New report gathers more clouds for DSME

2017-04-13

New report gathers more clouds for DSME

Dark clouds are on the government’s plans to salvage Daewoo Shipbuilding & Marine Engineering (DSME), as Clarksons Research, an authoritative market consultancy, revised its 2018 outlook on ship orders more skeptically. Its previous positive outlook offered strong grounds for the bailout scheme of providing new loans and rescheduling debts for the cash-strapped shipbuilder.

Also, the state-run Korea Development Bank (KDB), which leads the debt rescheduling negotiations, and the National Pension Service (NPS), which is one of DSME’s largest corporate bondholders, failed to iron out their differences, raising the likelihood of DSME being placed under court receivership.

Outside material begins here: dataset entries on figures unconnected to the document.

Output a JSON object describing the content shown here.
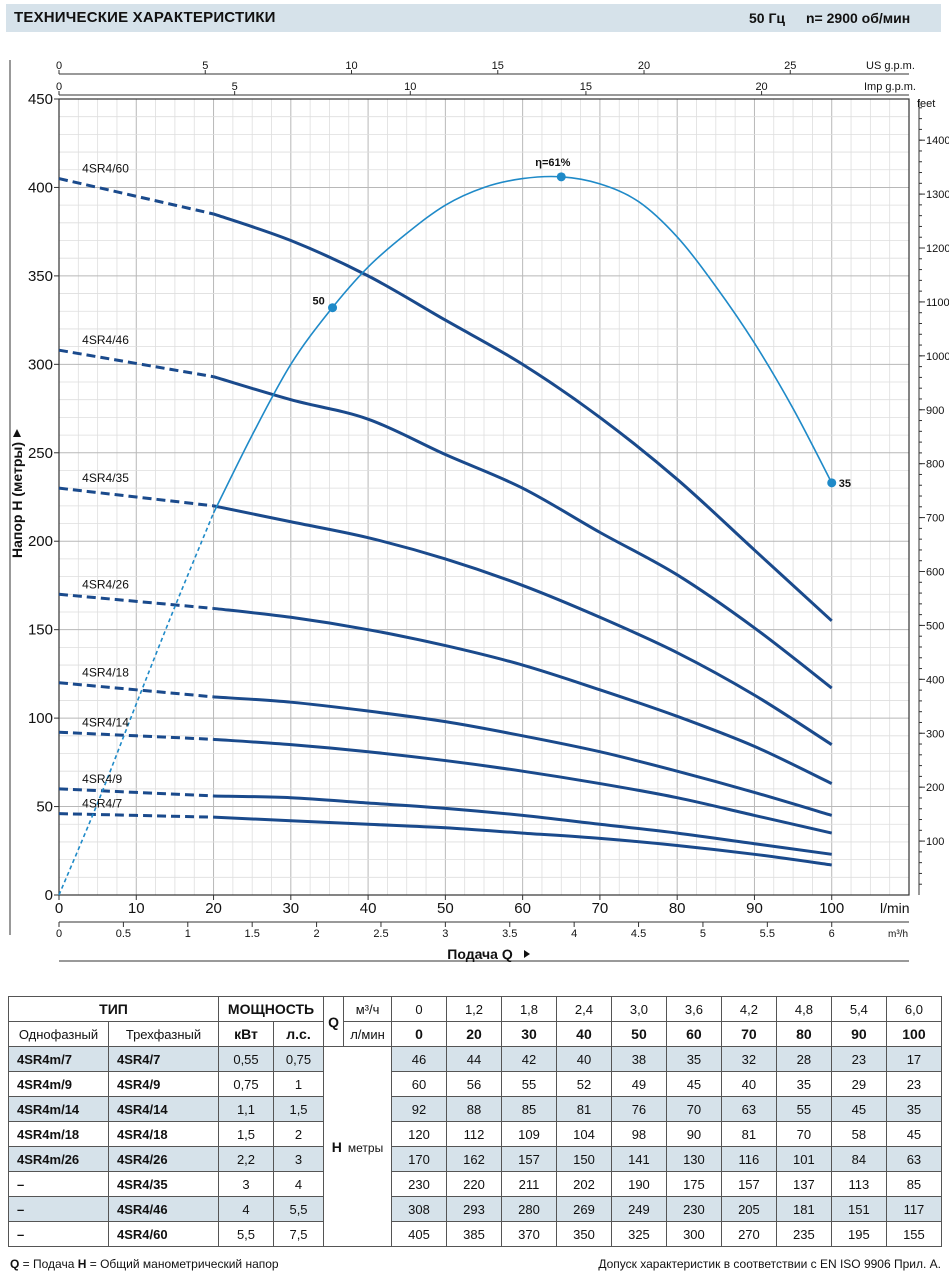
{
  "header": {
    "title": "ТЕХНИЧЕСКИЕ ХАРАКТЕРИСТИКИ",
    "frequency": "50 Гц",
    "speed": "n= 2900 об/мин"
  },
  "chart_data": {
    "type": "line",
    "xlabel": "Подача Q",
    "ylabel": "Напор H (метры)",
    "x_unit": "l/min",
    "x_unit_m3h": "m³/h",
    "right_unit": "feet",
    "us_unit": "US g.p.m.",
    "imp_unit": "Imp g.p.m.",
    "xlim": [
      0,
      110
    ],
    "ylim": [
      0,
      450
    ],
    "x_ticks": [
      0,
      10,
      20,
      30,
      40,
      50,
      60,
      70,
      80,
      90,
      100
    ],
    "y_ticks": [
      0,
      50,
      100,
      150,
      200,
      250,
      300,
      350,
      400,
      450
    ],
    "m3h_ticks": [
      "0",
      "0.5",
      "1",
      "1.5",
      "2",
      "2.5",
      "3",
      "3.5",
      "4",
      "4.5",
      "5",
      "5.5",
      "6"
    ],
    "feet_ticks": [
      "100",
      "200",
      "300",
      "400",
      "500",
      "600",
      "700",
      "800",
      "900",
      "1000",
      "1100",
      "1200",
      "1300",
      "1400"
    ],
    "us_ticks": [
      "0",
      "5",
      "10",
      "15",
      "20",
      "25"
    ],
    "imp_ticks": [
      "0",
      "5",
      "10",
      "15",
      "20"
    ],
    "x": [
      0,
      20,
      30,
      40,
      50,
      60,
      70,
      80,
      90,
      100
    ],
    "series": [
      {
        "name": "4SR4/60",
        "values": [
          405,
          385,
          370,
          350,
          325,
          300,
          270,
          235,
          195,
          155
        ]
      },
      {
        "name": "4SR4/46",
        "values": [
          308,
          293,
          280,
          269,
          249,
          230,
          205,
          181,
          151,
          117
        ]
      },
      {
        "name": "4SR4/35",
        "values": [
          230,
          220,
          211,
          202,
          190,
          175,
          157,
          137,
          113,
          85
        ]
      },
      {
        "name": "4SR4/26",
        "values": [
          170,
          162,
          157,
          150,
          141,
          130,
          116,
          101,
          84,
          63
        ]
      },
      {
        "name": "4SR4/18",
        "values": [
          120,
          112,
          109,
          104,
          98,
          90,
          81,
          70,
          58,
          45
        ]
      },
      {
        "name": "4SR4/14",
        "values": [
          92,
          88,
          85,
          81,
          76,
          70,
          63,
          55,
          45,
          35
        ]
      },
      {
        "name": "4SR4/9",
        "values": [
          60,
          56,
          55,
          52,
          49,
          45,
          40,
          35,
          29,
          23
        ]
      },
      {
        "name": "4SR4/7",
        "values": [
          46,
          44,
          42,
          40,
          38,
          35,
          32,
          28,
          23,
          17
        ]
      }
    ],
    "efficiency": {
      "labels": {
        "peak": "η=61%",
        "left": "50",
        "right": "35"
      },
      "markers": [
        {
          "x": 35.4,
          "y": 332
        },
        {
          "x": 65,
          "y": 406
        },
        {
          "x": 100,
          "y": 233
        }
      ],
      "curve_x": [
        0,
        5,
        10,
        15,
        20,
        25,
        30,
        35,
        40,
        45,
        50,
        55,
        60,
        65,
        70,
        75,
        80,
        85,
        90,
        95,
        100
      ],
      "curve_y": [
        0,
        52,
        108,
        163,
        216,
        260,
        300,
        330,
        355,
        374,
        390,
        400,
        405,
        406,
        402,
        392,
        372,
        344,
        312,
        275,
        233
      ]
    }
  },
  "table": {
    "type_label": "ТИП",
    "power_label": "МОЩНОСТЬ",
    "single_phase_label": "Однофазный",
    "three_phase_label": "Трехфазный",
    "kw_label": "кВт",
    "hp_label": "л.с.",
    "q_label": "Q",
    "q_m3h_label": "м³/ч",
    "q_lmin_label": "л/мин",
    "h_label": "H",
    "h_unit_label": "метры",
    "q_m3h": [
      "0",
      "1,2",
      "1,8",
      "2,4",
      "3,0",
      "3,6",
      "4,2",
      "4,8",
      "5,4",
      "6,0"
    ],
    "q_lmin": [
      "0",
      "20",
      "30",
      "40",
      "50",
      "60",
      "70",
      "80",
      "90",
      "100"
    ],
    "rows": [
      {
        "single": "4SR4m/7",
        "three": "4SR4/7",
        "kw": "0,55",
        "hp": "0,75",
        "h": [
          "46",
          "44",
          "42",
          "40",
          "38",
          "35",
          "32",
          "28",
          "23",
          "17"
        ]
      },
      {
        "single": "4SR4m/9",
        "three": "4SR4/9",
        "kw": "0,75",
        "hp": "1",
        "h": [
          "60",
          "56",
          "55",
          "52",
          "49",
          "45",
          "40",
          "35",
          "29",
          "23"
        ]
      },
      {
        "single": "4SR4m/14",
        "three": "4SR4/14",
        "kw": "1,1",
        "hp": "1,5",
        "h": [
          "92",
          "88",
          "85",
          "81",
          "76",
          "70",
          "63",
          "55",
          "45",
          "35"
        ]
      },
      {
        "single": "4SR4m/18",
        "three": "4SR4/18",
        "kw": "1,5",
        "hp": "2",
        "h": [
          "120",
          "112",
          "109",
          "104",
          "98",
          "90",
          "81",
          "70",
          "58",
          "45"
        ]
      },
      {
        "single": "4SR4m/26",
        "three": "4SR4/26",
        "kw": "2,2",
        "hp": "3",
        "h": [
          "170",
          "162",
          "157",
          "150",
          "141",
          "130",
          "116",
          "101",
          "84",
          "63"
        ]
      },
      {
        "single": "–",
        "three": "4SR4/35",
        "kw": "3",
        "hp": "4",
        "h": [
          "230",
          "220",
          "211",
          "202",
          "190",
          "175",
          "157",
          "137",
          "113",
          "85"
        ]
      },
      {
        "single": "–",
        "three": "4SR4/46",
        "kw": "4",
        "hp": "5,5",
        "h": [
          "308",
          "293",
          "280",
          "269",
          "249",
          "230",
          "205",
          "181",
          "151",
          "117"
        ]
      },
      {
        "single": "–",
        "three": "4SR4/60",
        "kw": "5,5",
        "hp": "7,5",
        "h": [
          "405",
          "385",
          "370",
          "350",
          "325",
          "300",
          "270",
          "235",
          "195",
          "155"
        ]
      }
    ]
  },
  "footer": {
    "left_q": "Q",
    "left_q_text": " = Подача  ",
    "left_h": "H",
    "left_h_text": " = Общий манометрический напор",
    "right": "Допуск характеристик в соответствии с EN ISO 9906 Прил. А."
  },
  "colors": {
    "curve": "#1a4a8c",
    "efficiency": "#1f8ac8",
    "grid": "#c8c8c8",
    "header_bg": "#d6e2ea"
  }
}
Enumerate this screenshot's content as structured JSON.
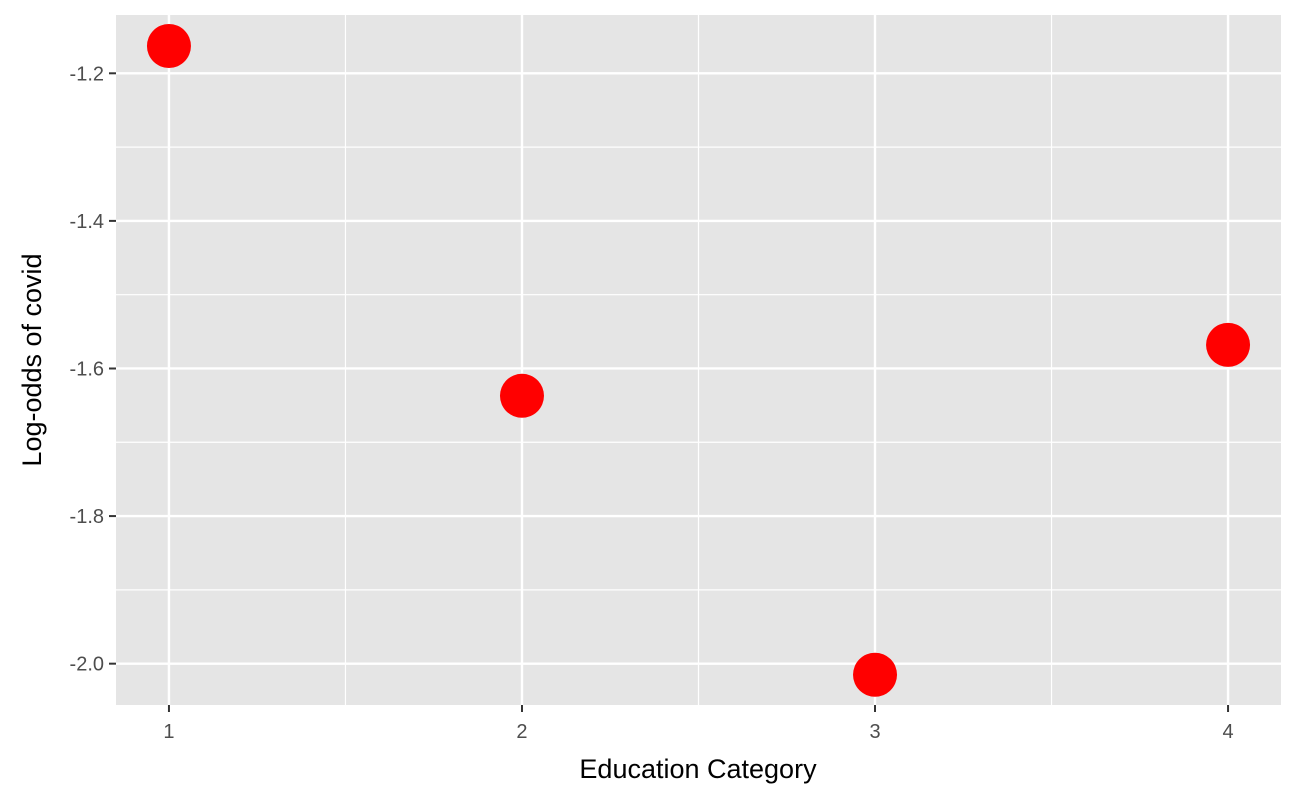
{
  "chart_data": {
    "type": "scatter",
    "title": "",
    "xlabel": "Education Category",
    "ylabel": "Log-odds of covid",
    "x": [
      1,
      2,
      3,
      4
    ],
    "y": [
      -1.163,
      -1.637,
      -2.015,
      -1.568
    ],
    "xlim": [
      0.85,
      4.15
    ],
    "ylim": [
      -2.056,
      -1.121
    ],
    "x_ticks": [
      1,
      2,
      3,
      4
    ],
    "x_tick_labels": [
      "1",
      "2",
      "3",
      "4"
    ],
    "y_ticks": [
      -2.0,
      -1.8,
      -1.6,
      -1.4,
      -1.2
    ],
    "y_tick_labels": [
      "-2.0",
      "-1.8",
      "-1.6",
      "-1.4",
      "-1.2"
    ],
    "grid": true,
    "legend": "none",
    "colors": {
      "point": "#ff0000",
      "panel_background": "#e5e5e5",
      "grid": "#ffffff",
      "tick_label": "#4d4d4d",
      "axis_title": "#000000"
    }
  }
}
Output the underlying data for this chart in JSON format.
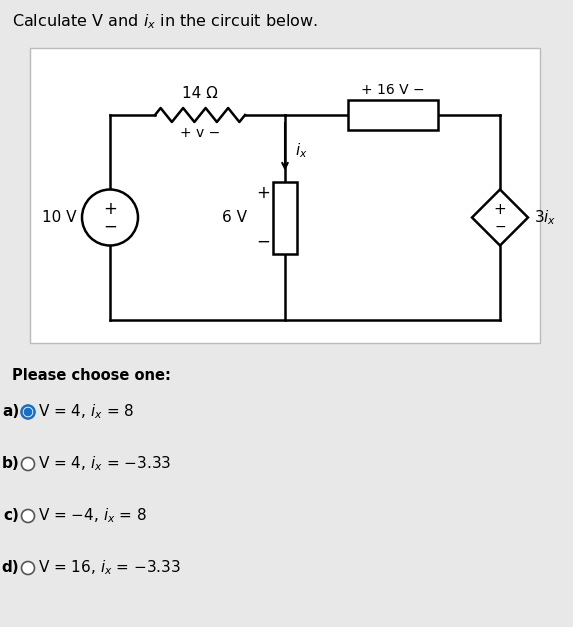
{
  "title": "Calculate V and $i_x$ in the circuit below.",
  "title_fontsize": 11.5,
  "bg_color": "#e8e8e8",
  "circuit_bg": "#ffffff",
  "options": [
    {
      "label": "a)",
      "text_parts": [
        "V = 4, ",
        "i",
        "x",
        " = 8"
      ],
      "selected": true
    },
    {
      "label": "b)",
      "text_parts": [
        "V = 4, ",
        "i",
        "x",
        " = −3.33"
      ],
      "selected": false
    },
    {
      "label": "c)",
      "text_parts": [
        "V = −4, ",
        "i",
        "x",
        " = 8"
      ],
      "selected": false
    },
    {
      "label": "d)",
      "text_parts": [
        "V = 16, ",
        "i",
        "x",
        " = −3.33"
      ],
      "selected": false
    }
  ],
  "please_choose": "Please choose one:",
  "radio_selected_color": "#1a6fc4",
  "radio_outline_color": "#1a6fc4",
  "lw": 1.8
}
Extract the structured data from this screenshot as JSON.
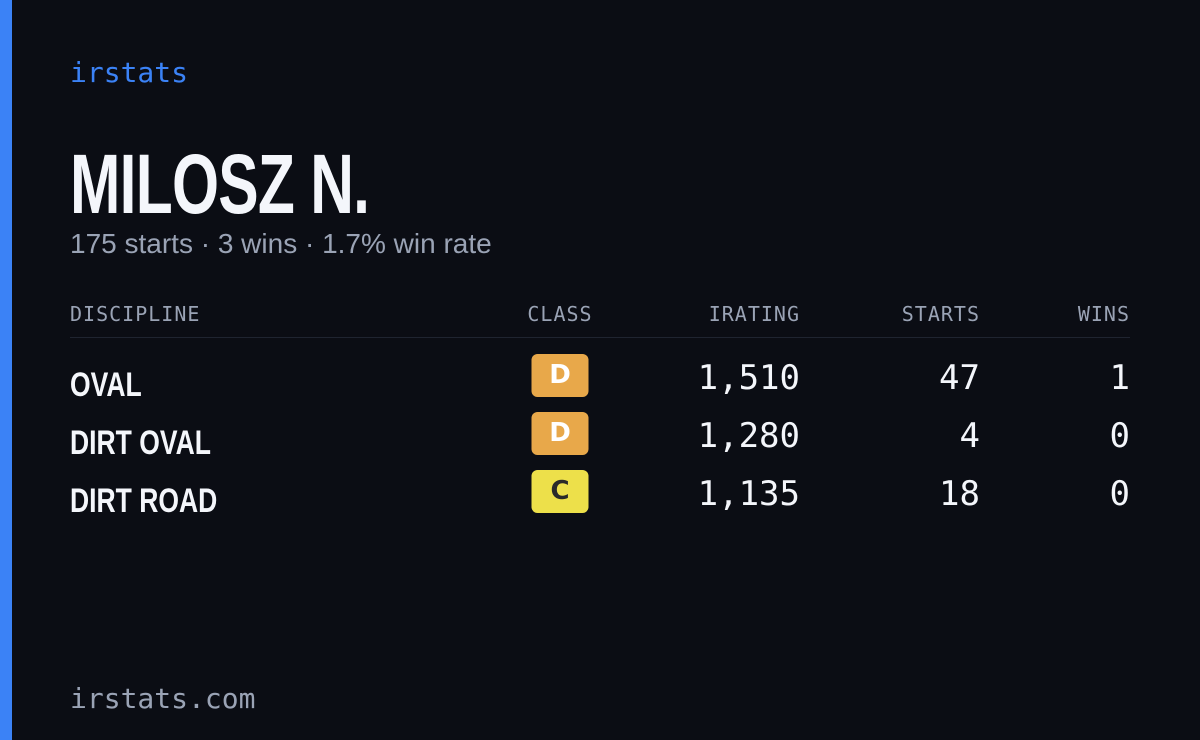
{
  "brand": "irstats",
  "name": "MILOSZ N.",
  "summary": "175 starts · 3 wins · 1.7% win rate",
  "table": {
    "columns": [
      "DISCIPLINE",
      "CLASS",
      "IRATING",
      "STARTS",
      "WINS"
    ],
    "rows": [
      [
        "OVAL",
        "D",
        "1,510",
        "47",
        "1"
      ],
      [
        "DIRT OVAL",
        "D",
        "1,280",
        "4",
        "0"
      ],
      [
        "DIRT ROAD",
        "C",
        "1,135",
        "18",
        "0"
      ]
    ]
  },
  "footer": "irstats.com"
}
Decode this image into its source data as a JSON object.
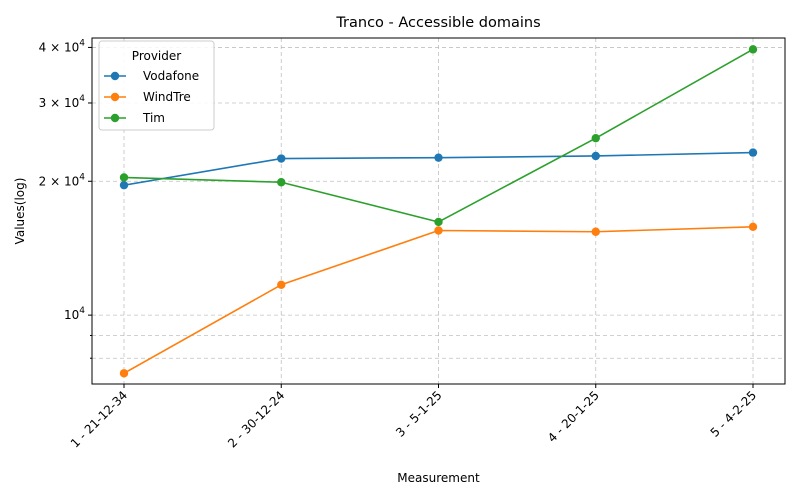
{
  "chart_data": {
    "type": "line",
    "title": "Tranco - Accessible domains",
    "xlabel": "Measurement",
    "ylabel": "Values(log)",
    "yscale": "log",
    "ylim": [
      7000,
      42000
    ],
    "grid": true,
    "categories": [
      "1 - 21-12-34",
      "2 - 30-12-24",
      "3 - 5-1-25",
      "4 - 20-1-25",
      "5 - 4-2-25"
    ],
    "y_ticks": [
      {
        "value": 10000,
        "base": "10",
        "exp": "4"
      },
      {
        "value": 20000,
        "base": "2 × 10",
        "exp": "4"
      },
      {
        "value": 30000,
        "base": "3 × 10",
        "exp": "4"
      },
      {
        "value": 40000,
        "base": "4 × 10",
        "exp": "4"
      }
    ],
    "minor_grid_values": [
      8000,
      9000
    ],
    "legend": {
      "title": "Provider",
      "position": "upper-left"
    },
    "series": [
      {
        "name": "Vodafone",
        "color": "#1f77b4",
        "values": [
          19600,
          22500,
          22600,
          22800,
          23200
        ]
      },
      {
        "name": "WindTre",
        "color": "#ff7f0e",
        "values": [
          7400,
          11700,
          15500,
          15400,
          15800
        ]
      },
      {
        "name": "Tim",
        "color": "#2ca02c",
        "values": [
          20400,
          19900,
          16200,
          25000,
          39600
        ]
      }
    ]
  }
}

According to industry sources on Tuesday, Clarksons Research recently came up with a new report where it reduced the expected number of ship orders for 2018 by 13 percent compared to its previous report released last September.

Worse, it turns particularly pessimistic for container ships and LPG and LNG tankers where Korean shipbuilders have an edge.

Citing an optimistic September 2016 report, the government decided last month to provide new loans worth 2.9 trillion won ($2.59 billion) to DSME on condition that creditors and bondholders agree to a 2.9 trillion won debt-to-equity swap and a 900 billion won debt rescheduling.

A government official said, “Even after the downward revision of 2018 orders, Clarksons Research expects the shipbuilding industry will rebound anyway.”

But criticisms have erupted that the Seoul administration depends too much on a report that can be revised every six months.

The government had already experienced a debacle after relying on a different Clarksons reports. While making a separate 4.2 trillion won support package for DSME in October 2015, the Financial Services Commission (FSC) cited Clarksons’ estimation that DSME would win new orders worth $11.5 billion in 2016.

However, DSME ended up netting merely $1.54 billion last year, over which FSC Chairman Yim Jong-yong said, “We committed a mistake by not being conservative enough.”

With questions lingering on the DSME support plan, the ailing shipbuilder is nearing court receivership as creditors are failing to narrow their differences.

Before infusing fresh taxpayer money in DSME, the government requested corporate bondholders and commercial paper holders to agree on a 50 percent debt-equity swap and 50 percent debt rescheduling on their receivables worth 1.5 trillion won.

The NPS, which holds DSME corporate bonds worth 390 billion won, has been calling for KDB to shoulder more of the burden. However, KDB on Monday flatly refused such a request, saying “there is no room for us to accept such calls.”

The NPS on Tuesday said it cannot accept the bailout plan.

“Though it may take time, DSME and the main shareholders of KDB and the Export-Import Bank of Korea should make a decision which can be accepted by involved parties.”

With the conflicts deepening, a two-day DSME corporate bondholders’ meeting will begin on April 17. If bondholders, including the NPS, fail to agree on the government’s plan, DSME will be placed under a pre-packaged plan, a mixture of court receivership and a debt workout plan.